In 2023/24 the NSW Government released discussion papers with suggestions for rapidly reducing plastic load to the natural environment. The aim was to reduce plastic litter by 30% by 2025 and 60% by 2030. It’s clear from the actions that plastic permeates every aspect of our lives – so there are many opportunities to avoid unnecessary plastic use and substitute other less harmful materials. These are just some of the small changes you can make that will have a big impact:
•Carry a water bottle and a reusable coffee cup with you.
•Create a picnic kit with reusable storage, plates, and cups.
•Be very careful about litter when you are out and about.
•Take your waste home with you and dispose of properly.
•Remember an overflowing bin is the same as dropping waste in the gutter, or onto the shoreline.

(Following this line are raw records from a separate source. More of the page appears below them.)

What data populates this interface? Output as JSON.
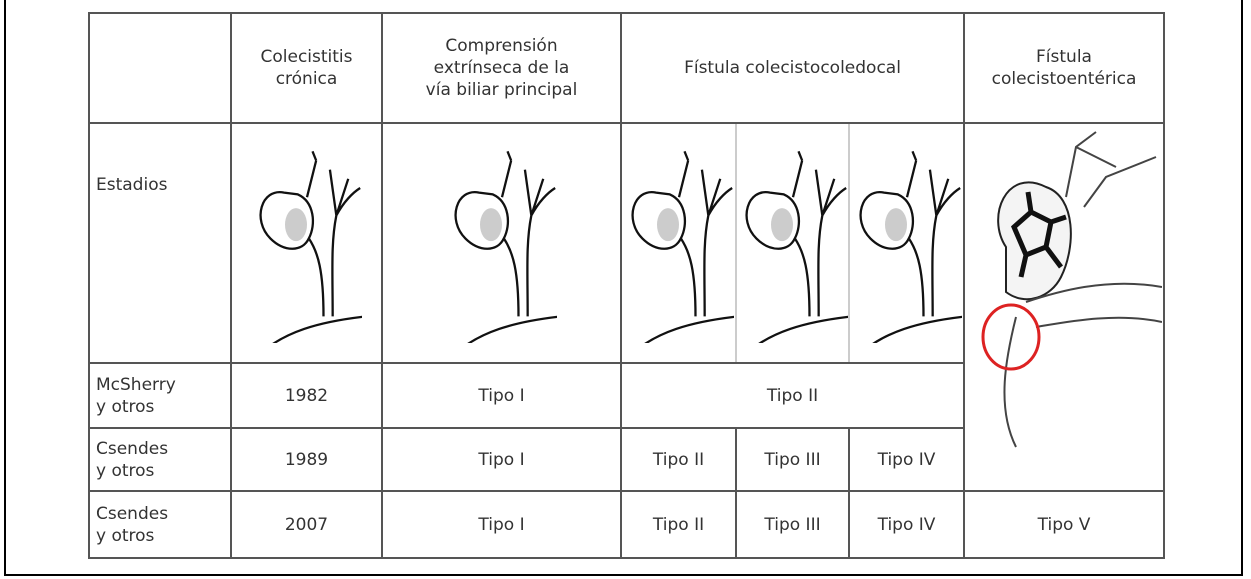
{
  "header": {
    "col1": [
      "Colecistitis",
      "crónica"
    ],
    "col2": [
      "Comprensión",
      "extrínseca de la",
      "vía biliar principal"
    ],
    "col3": [
      "Fístula colecistocoledocal"
    ],
    "col4": [
      "Fístula",
      "colecistoentérica"
    ]
  },
  "rows": [
    {
      "label": [
        "Estadios"
      ]
    },
    {
      "label": [
        "McSherry",
        "y otros"
      ],
      "cells": [
        "1982",
        "Tipo I",
        "Tipo II"
      ]
    },
    {
      "label": [
        "Csendes",
        "y otros"
      ],
      "cells": [
        "1989",
        "Tipo I",
        "Tipo II",
        "Tipo III",
        "Tipo IV"
      ]
    },
    {
      "label": [
        "Csendes",
        "y otros"
      ],
      "cells": [
        "2007",
        "Tipo I",
        "Tipo II",
        "Tipo III",
        "Tipo IV",
        "Tipo V"
      ]
    }
  ]
}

•Bring your own shopping bags with you and choose either cloth bags or bags containing a very high recycled plastic content.
•Purchase meat, fruit and vegetables, and other foods loose – not sealed in hard and soft plastic trays.
•If you are buying new appliances, find out if the store will take back the packaging for recycling – it can include soft plastics, hard plastics, polystyrene, cardboard, and timber.
•Advocate for the use of plastics that are free of harmful chemicals, and for manufacturing processes that enable ‘circular economy’ reuse and recycling of plastic embedded in products.
Based on the data available, PCT 2020 identified four major primary sources of microplastics entering the oceans. These were dust from vehicle tyres, pellets from plastic production, personal hygiene products and textiles. These are separate from and additional to any load coming from the breakdown of other plastic materials in the environment. While government regulation clearly has a role in reducing pollution loads from these sources, they are all sources over which individual citizens have some control. We can:
•Drive fewer kilometres on the road and use tyres with reduced abrasion risk.
•Stop using personal hygiene products containing microplastics (many of these products are now banned).
•Reduce purchase of clothing and other household items made of synthetic fabrics.
•Buy a washing machine that can filter out microplastic fibres.
•Reduce use of plastic products wherever there is a viable alternative, reducing production.
•Avoid use of single use plastics and find alternatives wherever possible.
•Lobby governments and businesses to take action on regulation, investment in technology, advocating for the health of wetlands and the marine environment.
•And, of course, in addition to avoiding plastic use, we can all reuse, recycle and dispose of plastics in ways that reduce the load of degraded (but still very long lasting) plastic fragments to waterways.